ANADOLU MİSAFİRPERVERLİĞİ

ANADOLU MİSAFİRPERVERLİĞİ

Elimizin hünerinde yeryüzü.
Dolu sofra, gülen anne, gülen çocuklar,
Bir’e on, bir’e yüz’le akşama gebe
Şafakla doğan işgücü.

 

Ahmed Arif’in  ‘’Vay Kurban’’ isimli şiirindeki gibi akşam veya sabah sofralarında en güzel yerde dolu dolu sofralar kurup gülen yüzle hep birlikte veya misafir ağırlayarak yemek yemek ve ikram etmek Anadolu insanının misafirperverliğinin en güzel örneğidir. Bu misafirperverlik dillere destandır. Zaman çok şeyi değiştirse de Anadolu insanının bu özelliği kuşaklar boyu devam etmektedir.

Misafire karşı sergilenen gönülden paylaşmak, samimi bir karşılama, sevgi ve saygıdaki cömertlik Anadolu kültürüne ve insanına yabancı olanların anlamakta zorluk çektiği bir özelliktir. Bencilliğin, yabancılaşmanın, kabuğuna çekilmenin yaygınlaştığı bir dünyada Anadolu misafirperverliğinin varlığını sürdürüyor olması kadim toprak olmanın şanına da yakışan olmaktadır.

Anadolu misafirperverliği insan odaklı bir anlayışın ürünü olup insana verilen değerin en güzel örneklerinden birisidir. Bu konuya yönelik şu tespitler önemli: “…Anadolu halkı, misafirliğe verdiği değeri ‘Tanrı misafiri’ olarak kavramlaştırmıştır. Gelenektir; her şeyin en iyisi, en güzeli, en yenisi çıkarılır misafirin önüne. Yaşlı veya genç olması çok önemli değildir. Misafir emanettir kendisine. Bu gözle bakar; korur, kollar, evindeymişçesine rahat etmesini sağlar.
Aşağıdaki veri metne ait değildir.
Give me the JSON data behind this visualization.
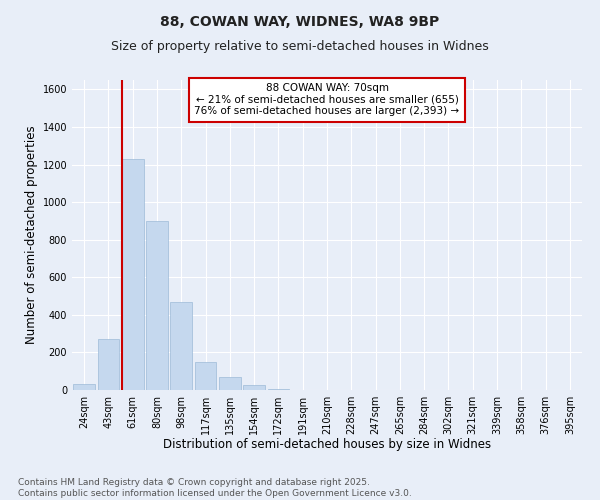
{
  "title_line1": "88, COWAN WAY, WIDNES, WA8 9BP",
  "title_line2": "Size of property relative to semi-detached houses in Widnes",
  "xlabel": "Distribution of semi-detached houses by size in Widnes",
  "ylabel": "Number of semi-detached properties",
  "categories": [
    "24sqm",
    "43sqm",
    "61sqm",
    "80sqm",
    "98sqm",
    "117sqm",
    "135sqm",
    "154sqm",
    "172sqm",
    "191sqm",
    "210sqm",
    "228sqm",
    "247sqm",
    "265sqm",
    "284sqm",
    "302sqm",
    "321sqm",
    "339sqm",
    "358sqm",
    "376sqm",
    "395sqm"
  ],
  "values": [
    30,
    270,
    1230,
    900,
    470,
    150,
    70,
    25,
    5,
    2,
    1,
    0,
    0,
    0,
    0,
    0,
    0,
    0,
    0,
    0,
    0
  ],
  "bar_color": "#c5d8ee",
  "bar_edge_color": "#9dbbd8",
  "property_line_index": 2,
  "annotation_text": "88 COWAN WAY: 70sqm\n← 21% of semi-detached houses are smaller (655)\n76% of semi-detached houses are larger (2,393) →",
  "annotation_box_facecolor": "#ffffff",
  "annotation_box_edgecolor": "#cc0000",
  "property_line_color": "#cc0000",
  "ylim": [
    0,
    1650
  ],
  "yticks": [
    0,
    200,
    400,
    600,
    800,
    1000,
    1200,
    1400,
    1600
  ],
  "footnote": "Contains HM Land Registry data © Crown copyright and database right 2025.\nContains public sector information licensed under the Open Government Licence v3.0.",
  "background_color": "#e8eef8",
  "plot_background": "#e8eef8",
  "grid_color": "#ffffff",
  "title_fontsize": 10,
  "subtitle_fontsize": 9,
  "axis_label_fontsize": 8.5,
  "tick_fontsize": 7,
  "annotation_fontsize": 7.5,
  "footnote_fontsize": 6.5
}
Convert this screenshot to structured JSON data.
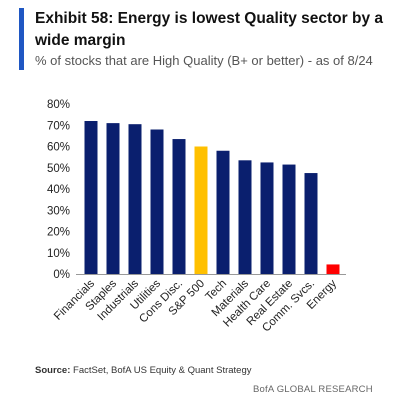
{
  "header": {
    "title": "Exhibit 58: Energy is lowest Quality sector by a wide margin",
    "subtitle": "% of stocks that are High Quality (B+ or better) - as of 8/24"
  },
  "footer": {
    "source_label": "Source:",
    "source_text": " FactSet, BofA US Equity & Quant Strategy",
    "brand": "BofA GLOBAL RESEARCH"
  },
  "colors": {
    "accent": "#1f57c3",
    "bar_default": "#0a1f6e",
    "bar_benchmark": "#ffc000",
    "bar_highlight": "#ff0000"
  },
  "chart_data": {
    "type": "bar",
    "categories": [
      "Financials",
      "Staples",
      "Industrials",
      "Utilities",
      "Cons Disc.",
      "S&P 500",
      "Tech",
      "Materials",
      "Health Care",
      "Real Estate",
      "Comm. Svcs.",
      "Energy"
    ],
    "values": [
      72,
      71,
      70.5,
      68,
      63.5,
      60,
      58,
      53.5,
      52.5,
      51.5,
      47.5,
      4.5
    ],
    "highlights": {
      "S&P 500": "benchmark",
      "Energy": "highlight"
    },
    "yticks": [
      "0%",
      "10%",
      "20%",
      "30%",
      "40%",
      "50%",
      "60%",
      "70%",
      "80%"
    ],
    "ylim": [
      0,
      80
    ],
    "grid": false,
    "legend": false
  }
}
Çok yoksul da olunsa, konuğa vermek için ayrılmış bir yorgan döşek, konuğun önüne sermek için özel sofra bezleri vardır mutlaka. Bir ev yaptırılırken, bir odanın misafir odası olarak düşünülmesi, evde odalardan birinin bu adı taşıması, geleneğimizin yerleşikliğinin göstergesidir. Köylerde bunun için misafir evleri yapılmıştır.

Anadolu insanı “Gülen gözler karşılar sizi. Ellerinizi ellerinin içine alıp sallamaya başlar… Farklı dil ya da dinden olmak özünde çok farklılık taşımaz Anadolu insanı için… Anadolu halkının konuk severlikleri üst boyuttadır. Göreneklerine göre, misafirin davetlisi de davetsizi de birdir. Avludaki, dairedeki, evdeki en iyi yer konuklara ayrılmıştır. Bir misafirin ‘yedi hayır’ getirdiğine inanılır. Misafir ayrılırken ziyaretinin sürekli hatırlanması için bir hediye verilmesi adettendir.

Ev sahibi, ‘Tanrı misafiri’ni korumakla da yükümlüdür. Çocuklarına bile yediremediklerini size yedirmeye, sırtınıza bir gömlek, kazak giydirmeye çalışır. Belki kendileri bulgur pilavıyla doyurmuşlardır karınlarını, yoğurt lükstür onlar için, ama azığınızı ‘Allah ne verdiyse’ ağzına kadar doldurur… ‘Misafir kısmeti ile gelir’ diye düşünen ve varını yoğunu misafirine çıkarmayı adet edinen halk, aynı zamanda ‘misafir umduğunu değil, bulduğunu yer’ de der…”

Fotoğrafa baktığım zaman köy yerinde, ocağın başında, çocuğunun yanında kendi pişirdiği ekmeği yağlayıp içine çökelek peyniri koyarak ağırladığı bizlere misafirperverliğini en iyi şekilde yansıtan anneyi, yurdum insanını hatırlıyorum. Kendi elleriyle, imkânları çerçevesinde bir şeyler hazırlayıp gelen misafire ikram etmek Anadolu misafirperverliğinin en önemli boyutudur. Fotoğrafa baktığım zaman ‘’Misafir on kısmetle gelir; birini yer, dokuzunu bırakır’’ ata sözünü hatırlıyorum.

Saygı, sevgi, paylaşma ve hoşgörünün en güzel örneklerini sergileyen Anadolu misafirperverliği bugüne kadar nasıl korunduysa bundan sonra da kadim toprak olmanın şanına yakışır şekilde korunmalı. Unutmamalıyız ki bencilliği ve yabancılaşmayı da ancak böyle önleyebiliriz.